= GRIM =

GRIM (Groupe de recherche et d'improvisation musicales, roughly translated Group of Research and Musical Innovation; Grop de Recerca e d'Innovacion Musicale), was a non-profit organization for improvised and experimental music. The GRIM was based at the Montévidéo, a cultural centre in Marseille, France. A voluntary association, it was co-founded in 1978 by guitarist-composer Jean-Marc Montera; saxophonists André Jaume, David Rueff, and Lionel Dublanchet; and percussionist Gerard Siracusa. Its stated goal was to further the development of musique vivante, a term coined by the group which referred to a type of music free from categorization which blended jazz, contemporary art music, improvised music, and other musical source materials.

Grim was funded by the city of Marseille with a focus on organizing musical events.

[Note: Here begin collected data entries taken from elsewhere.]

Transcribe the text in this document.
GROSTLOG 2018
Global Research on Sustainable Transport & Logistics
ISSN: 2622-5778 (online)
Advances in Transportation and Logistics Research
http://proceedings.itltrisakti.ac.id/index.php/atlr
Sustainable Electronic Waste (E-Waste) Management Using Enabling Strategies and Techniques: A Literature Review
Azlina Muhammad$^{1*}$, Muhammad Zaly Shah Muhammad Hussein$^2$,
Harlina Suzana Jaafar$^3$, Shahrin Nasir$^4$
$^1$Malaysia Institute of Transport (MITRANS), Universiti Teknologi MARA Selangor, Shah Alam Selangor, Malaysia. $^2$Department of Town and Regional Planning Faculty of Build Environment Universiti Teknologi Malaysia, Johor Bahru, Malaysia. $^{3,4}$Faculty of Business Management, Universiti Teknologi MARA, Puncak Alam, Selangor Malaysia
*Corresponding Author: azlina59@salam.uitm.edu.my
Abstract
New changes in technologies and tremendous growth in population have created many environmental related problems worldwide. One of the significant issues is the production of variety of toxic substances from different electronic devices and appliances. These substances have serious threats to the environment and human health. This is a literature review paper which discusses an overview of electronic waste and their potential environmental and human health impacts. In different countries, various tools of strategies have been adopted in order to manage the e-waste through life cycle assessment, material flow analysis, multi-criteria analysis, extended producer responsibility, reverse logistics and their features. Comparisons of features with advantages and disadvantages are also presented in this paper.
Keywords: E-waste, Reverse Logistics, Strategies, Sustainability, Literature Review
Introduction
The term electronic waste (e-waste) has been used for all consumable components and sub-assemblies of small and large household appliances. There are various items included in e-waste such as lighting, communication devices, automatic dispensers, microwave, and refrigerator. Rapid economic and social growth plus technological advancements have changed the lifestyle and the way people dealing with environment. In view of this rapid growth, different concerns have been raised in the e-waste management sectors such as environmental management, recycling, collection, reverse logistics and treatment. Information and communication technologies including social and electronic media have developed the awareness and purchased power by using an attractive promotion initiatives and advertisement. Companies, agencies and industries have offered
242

The organisation hosted concerts, workshops, lectures, artist in residence projects and studio recording sessions, in addition to having a multimedia public library with books and music relating to avant garde music, experimental music, improvised music, sound art and contemporary music. It previously helped organise the festivals Nuit d'Hiver and Sonic Protest. Jaume left GRIM in 1984, and Siracusa departed in 1885. Prominent members of the organization included jazz trumpeter Guy Longnon, double bass player Bruno Chevillon, and trombonist Yves Robert.

As of March 2017, the GRIM has been absorbed into the gmem CNCM, another creative institute also located in Marseille.

==Educational activities==
Members of the public (children, professionals, music-lovers, etc.) could access classes in which they were taught by music professionals over a fixed period. Regular workshops with founder Jean-Marc Montera (Department of Musicology of the University of Provence) were also available.